Kısa süre sonra YÖK zam kararını askıya aldı ve “ilgili
kanun değişikliğinin gerçekleştirileceği tarihe kadar
öğrencilerden alınan katkı payı/öğrenim ücretine ilave mali
yükümlülüğün ertelendiğini bildirdi.” Ödenen
zamlı harçların iadesi yapılacağı da sonraki günlerde gündeme
geldi.
Peki
zam tehdidi ortadan kalktı mı, elbette hayır. Hâlihazırda ödenen
üniversite harçları emekçi çocukları ve çalışan
öğrencilerin üniversite okumasını yeterince zorlaştırıyorken
bir de uygulanması planlanan zamlı harçların üniversite okumayı
emekçi çocukları için daha da zor hale getireceği gün gibi
açık. Eğitimin “yasal hak” olduğu, “satılamayacağı”
burjuva hukukunda belirtilmesine rağmen öğrencilere “eğitim
hakları” yüksek bedel karşılığında sunuluyor.
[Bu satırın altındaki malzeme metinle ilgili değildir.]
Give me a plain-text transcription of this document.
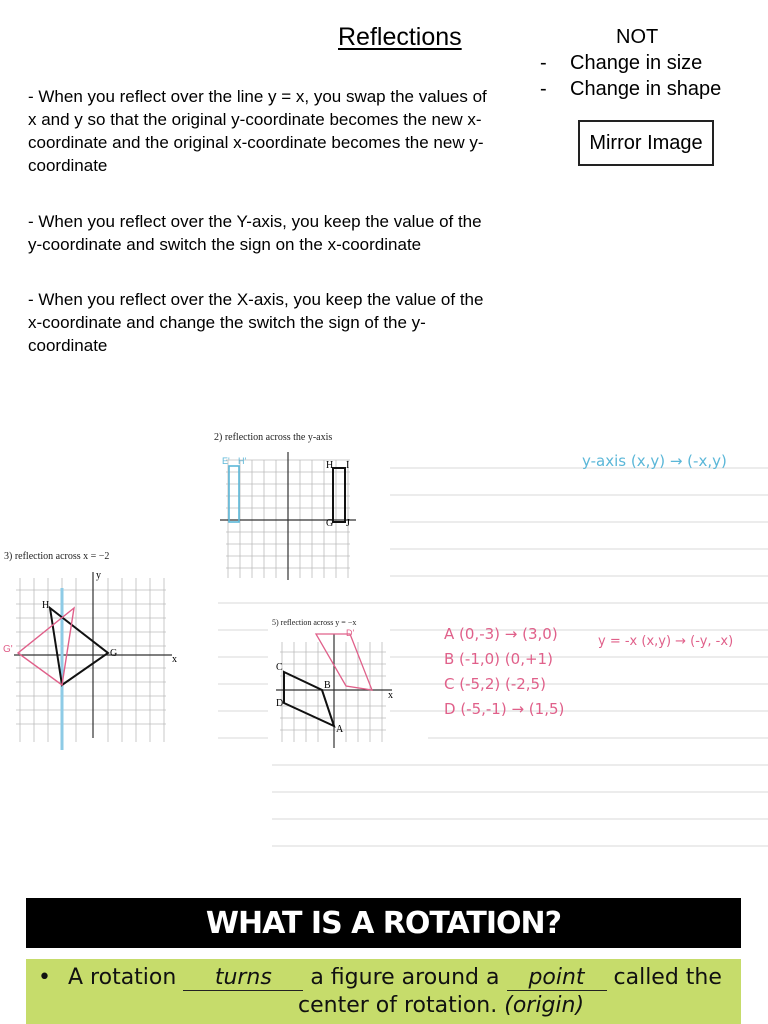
Reflections	NOT
-	Change in size
-	Change in shape
Mirror Image
- When you reflect over the line y = x, you swap the values of x and y so that the original y-coordinate becomes the new x-coordinate and the original x-coordinate becomes the new y-coordinate
- When you reflect over the Y-axis, you keep the value of the y-coordinate and switch the sign on the x-coordinate
- When you reflect over the X-axis, you keep the value of the x-coordinate and change the switch the sign of the y-coordinate
H I
G J
E' H'
H
G'	G
y
x
C
D
B
A
D'
x
2) reflection across the y-axis
3) reflection across x = −2
5) reflection across y = −x
y-axis (x,y) → (-x,y)
A (0,-3) → (3,0)
B (-1,0) (0,+1)
C (-5,2) (-2,5)
D (-5,-1) → (1,5)
y = -x (x,y) → (-y, -x)
WHAT IS A ROTATION?
• A rotation turns a figure around a point called the
center of rotation. (origin)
Öğrenciler
giderek müşterileştirilirken üniversiteler de giderek
şirketleşiyor.
Üniversiteler
burjuvazinin resmi ideolojiyi yayma, sermayenin ihtiyacı olan iş
gücünü ve devletin ihtiyacı olan bürokratları yetiştirmeye
yönelik en güçlü araçlarından biri, dolayısıyla özgür
düşüncenin ve bilimin varlığından söz edebilmemiz mümkün
olmuyor. Burjuvazi de bu kurumları kendi çıkarları doğrultusunda
düzenlemek ve aynı amaçla koruyabilmek adına var gücüyle
çalışmaktadır, harç zamları bu bütünün bir parçasıdır.
Buna karşın emekçi çocukları ile üniversitelerin
şirketleşmesine karşı mücadele eden muhalif öğrencilerin
okuldan uzaklaştırılma çabaları birbirlerinden bağımsız
değildir.
Bizler
üniversiteleri sermayenin kontrolünden çıkarmak; parasız,
bilimsel ve anadilde eğitim için mücadelemizi sürdürmeliyiz.
Evet, harçlara yapılacak zamlar kabul edilemez ve buna karşı asıl
mücadele, sermayenin bütünlüklü dönüşüm projesini görerek,
parasız eğitim için, Özgür Emekçiler Üniversitesi'nin inşası
için yürütülmelidir. Üniversiteler sermaye için değil, toplum
için bilim üreten yerler haline getirilmeli ve üniversite kapıları
emekçi çocuklarına ve emekçilere sonuna kadar açılmalıdır.